Determining whether these AI applications can also be used with CL or contingent on the usage of SIC is a subject for further investigation. Programs such as PIUR already enable a more comprehensive evaluation through broader image data, outlining the benefits of using CL in thyroid diagnostics.

Limitations

The relatively high malignancy rate of 14.3% indicates selection bias, which might result from the inclusion criteria pertaining to cytologically/histopathologically diagnosed TNs, in conjunction with the iodine deficiency of the study center’s respective catchment areas. This potentially diminishes the generalizability of our findings and underscores the necessity to consider the patient cohort and the region where the CL should be utilized in the future. It may be advisable to investigate the prevalence of thyroid cancer in patient cohorts undergoing investigations with this method. In view of the information obtained, further research with patient cohorts exhibiting lower prevalences of thyroid cancer is a logical next step. This research could determine whether the performance of this new method is, at least in part, contingent on the higher malignancy rate shown by this study’s cohort.

CL acquisitions may have varied by examiner, potentially affecting the angles in the different planes and settings of the ultrasound device, and no interobserver data can be reported. Thus, future studies are required to evaluate the interdependence of the results on the observer’s expertise.

In addition, the selection of the trained observer could have influenced the results, as a more experienced observer might improve the outcomes, irrespective of the ultrasound method. The study by Schenke et al. (2024) provides evidence to support this hypothesis. In their research, twelve observers evaluated twenty TNs; the results indicated that the outcome was heavily influenced by the observer’s level of experience [18].

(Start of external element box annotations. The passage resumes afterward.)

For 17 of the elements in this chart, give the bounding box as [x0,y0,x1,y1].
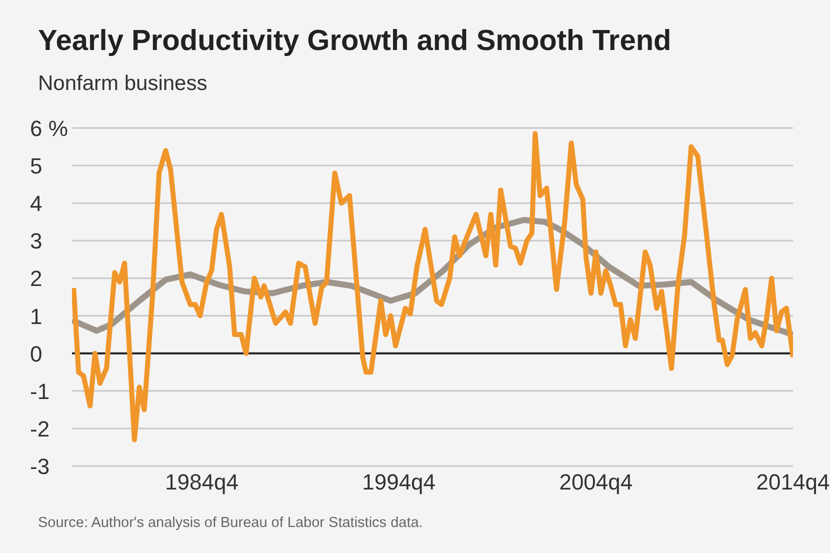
chart-subtitle: Nonfarm business [38,72,208,96]
x-tick-label: 1994q4 [362,470,436,495]
y-tick-label: 0 [30,341,42,366]
chart-title: Yearly Productivity Growth and Smooth Trend [38,25,672,58]
x-tick-label: 2014q4 [756,470,830,495]
y-tick-label: -3 [30,454,50,479]
y-tick-label: -1 [30,378,50,404]
y-tick-label: 4 [30,191,42,216]
y-tick-label: 2 [30,266,42,292]
y-tick-label: -2 [30,416,50,442]
x-tick-label: 1984q4 [165,470,238,495]
y-tick-label: 3 [30,228,42,254]
y-tick-label: 1 [30,304,42,329]
y-tick-label: 6 % [30,116,68,141]
x-tick-label: 2004q4 [559,470,633,495]
y-tick-label: 5 [30,154,42,179]
source-note: Source: Author's analysis of Bureau of Labor Statistics data. [38,515,423,531]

The data used to evaluate the two methods was deemed suitable for analysis, as the selection process involved excluding ultrasound datasets exhibiting substandard image quality. This may have introduced bias, as in clinical routines, substandard quality images cannot always be ruled out when evaluation is required for diagnostic purposes.

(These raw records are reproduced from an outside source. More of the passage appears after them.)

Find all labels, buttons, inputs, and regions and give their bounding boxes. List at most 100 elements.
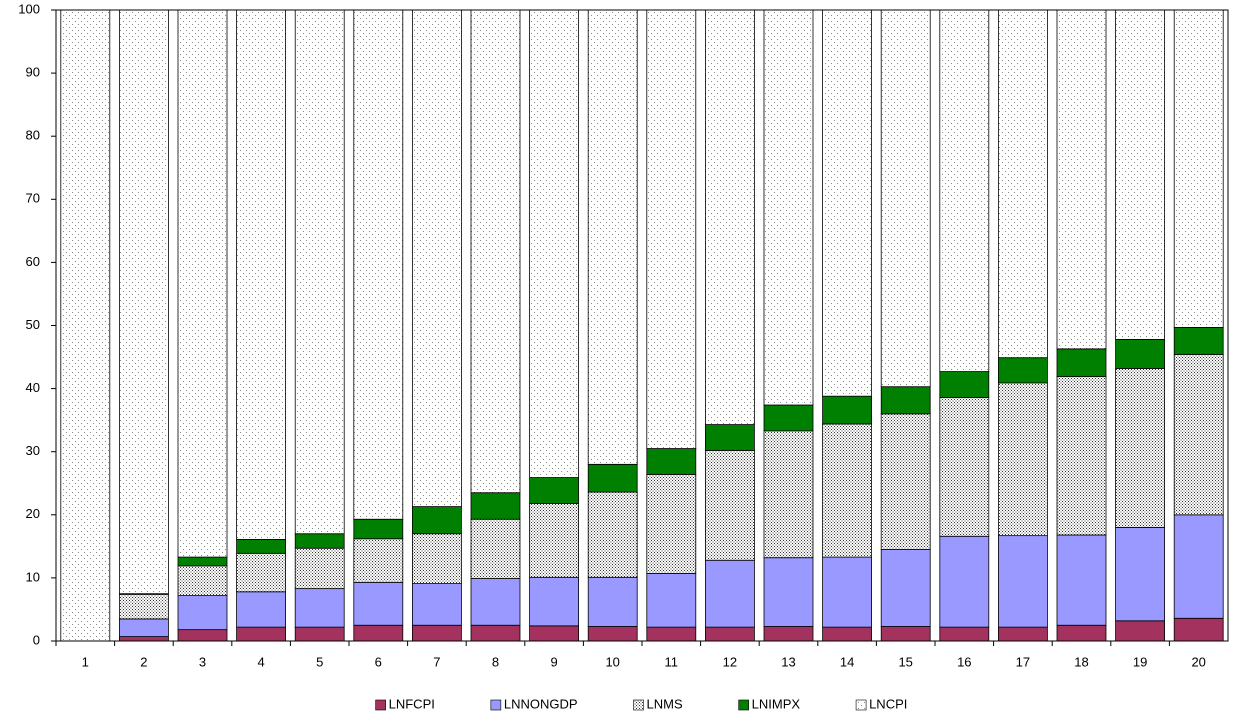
bar-segment: [705, 424, 755, 451]
bar-segment: [177, 629, 228, 642]
bar-segment: [763, 9, 814, 406]
bar-segment: [119, 9, 169, 595]
bar-segment: [705, 450, 755, 561]
legend-label: LNIMPX: [752, 696, 801, 711]
bar-segment: [1115, 527, 1165, 622]
x-tick-label: 14: [840, 654, 854, 669]
bar-segment: [236, 552, 287, 593]
bar-segment: [470, 624, 521, 642]
bar-segment: [1056, 348, 1107, 378]
bar-segment: [1115, 9, 1165, 340]
y-tick-label: 60: [26, 254, 40, 269]
bar-segment: [705, 626, 755, 642]
bar-segment: [880, 413, 931, 550]
bar-segment: [998, 535, 1048, 628]
bar-segment: [1056, 9, 1107, 350]
x-tick-label: 12: [723, 654, 737, 669]
bar-segment: [177, 595, 228, 631]
bar-segment: [587, 463, 638, 493]
bar-segment: [705, 559, 755, 628]
x-tick-label: 2: [140, 654, 147, 669]
bar-segment: [822, 395, 872, 425]
x-tick-label: 20: [1191, 654, 1205, 669]
bar-segment: [60, 9, 111, 642]
bar-segment: [1173, 514, 1224, 619]
bar-segment: [1115, 338, 1165, 369]
bar-segment: [587, 491, 638, 578]
x-tick-label: 11: [665, 654, 679, 669]
x-tick-label: 8: [492, 654, 499, 669]
bar-segment: [646, 573, 697, 628]
bar-segment: [939, 535, 990, 628]
bar-segment: [822, 423, 872, 558]
bar-segment: [1115, 620, 1165, 642]
bar-segment: [646, 626, 697, 642]
y-tick-label: 80: [26, 128, 40, 143]
x-tick-label: 18: [1074, 654, 1088, 669]
bar-segment: [411, 583, 462, 626]
bar-segment: [998, 382, 1048, 537]
x-tick-label: 9: [550, 654, 557, 669]
bar-segment: [294, 547, 345, 590]
bar-segment: [822, 556, 872, 628]
bar-segment: [1115, 368, 1165, 528]
bar-segment: [1056, 624, 1107, 642]
x-tick-label: 5: [316, 654, 323, 669]
bar-segment: [470, 518, 521, 579]
bar-segment: [470, 9, 521, 494]
x-tick-label: 6: [375, 654, 382, 669]
bar-segment: [587, 9, 638, 465]
bar-segment: [294, 626, 345, 642]
bar-segment: [470, 492, 521, 520]
bar-segment: [646, 9, 697, 449]
bar-segment: [353, 538, 404, 583]
x-tick-label: 19: [1133, 654, 1147, 669]
bar-segment: [1173, 354, 1224, 516]
x-tick-label: 17: [1016, 654, 1030, 669]
bar-segment: [411, 533, 462, 584]
bar-segment: [998, 626, 1048, 642]
bar-segment: [939, 626, 990, 642]
bar-segment: [880, 9, 931, 388]
bar-segment: [294, 9, 345, 535]
bar-segment: [529, 9, 579, 478]
bar-segment: [411, 9, 462, 507]
y-tick-label: 50: [26, 317, 40, 332]
x-tick-label: 15: [898, 654, 912, 669]
bar-segment: [1056, 376, 1107, 536]
bar-segment: [763, 430, 814, 559]
bar-segment: [939, 9, 990, 372]
y-tick-label: 70: [26, 191, 40, 206]
bar-segment: [529, 625, 579, 642]
bar-segment: [177, 556, 228, 567]
legend-label: LNFCPI: [389, 696, 435, 711]
bar-segment: [1173, 326, 1224, 355]
legend-swatch: [375, 699, 386, 711]
bar-segment: [822, 9, 872, 397]
x-tick-label: 16: [957, 654, 971, 669]
bar-segment: [470, 578, 521, 626]
bar-segment: [294, 533, 345, 549]
x-tick-label: 13: [781, 654, 795, 669]
x-tick-label: 3: [199, 654, 206, 669]
bar-segment: [177, 9, 228, 558]
bar-segment: [1173, 9, 1224, 328]
x-tick-label: 1: [82, 654, 89, 669]
bar-segment: [353, 9, 404, 520]
bar-segment: [294, 588, 345, 628]
bar-segment: [411, 506, 462, 535]
y-tick-label: 10: [26, 569, 40, 584]
bar-segment: [353, 624, 404, 642]
bar-segment: [177, 565, 228, 596]
legend-label: LNCPI: [869, 696, 907, 711]
bar-segment: [353, 518, 404, 540]
bar-segment: [763, 404, 814, 432]
y-tick-label: 0: [33, 632, 40, 647]
legend-label: LNNONGDP: [504, 696, 578, 711]
legend-label: LNMS: [647, 696, 683, 711]
y-tick-label: 100: [18, 1, 40, 16]
bar-segment: [587, 626, 638, 642]
bar-segment: [411, 624, 462, 642]
bar-segment: [998, 9, 1048, 359]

Another potential bias may pertain to the exclusion criterion of patient history with radioiodine therapy or thyroid surgery, which can cause substantial changes in thyroid parenchyma and mitigate the evaluation of TNs in CL. Therefore, further research is required on this new ultrasound method with pretreated patients for thyroid diagnostics.

5. Conclusions

Ultrasound CL of the thyroid gland facilitates comprehensive sectional image data storage of the entire organ in PACS. This methodology enables the precise identification of clinically relevant lesions and yields superior diagnostic accuracy in the risk stratification of thyroid nodules compared to conventional static image captures. Despite the diminished subjective confidence in TIRADS classifications, which is primarily attributed to more frequent image artifacts and the significantly increased amount of data generated, the clinical advantages outweigh this drawback. The integration of CL into the clinical ultrasound workflow can be executed seamlessly according to the introduced SOP. It is recommended that clinics with experience in thyroid diagnostics employ this approach.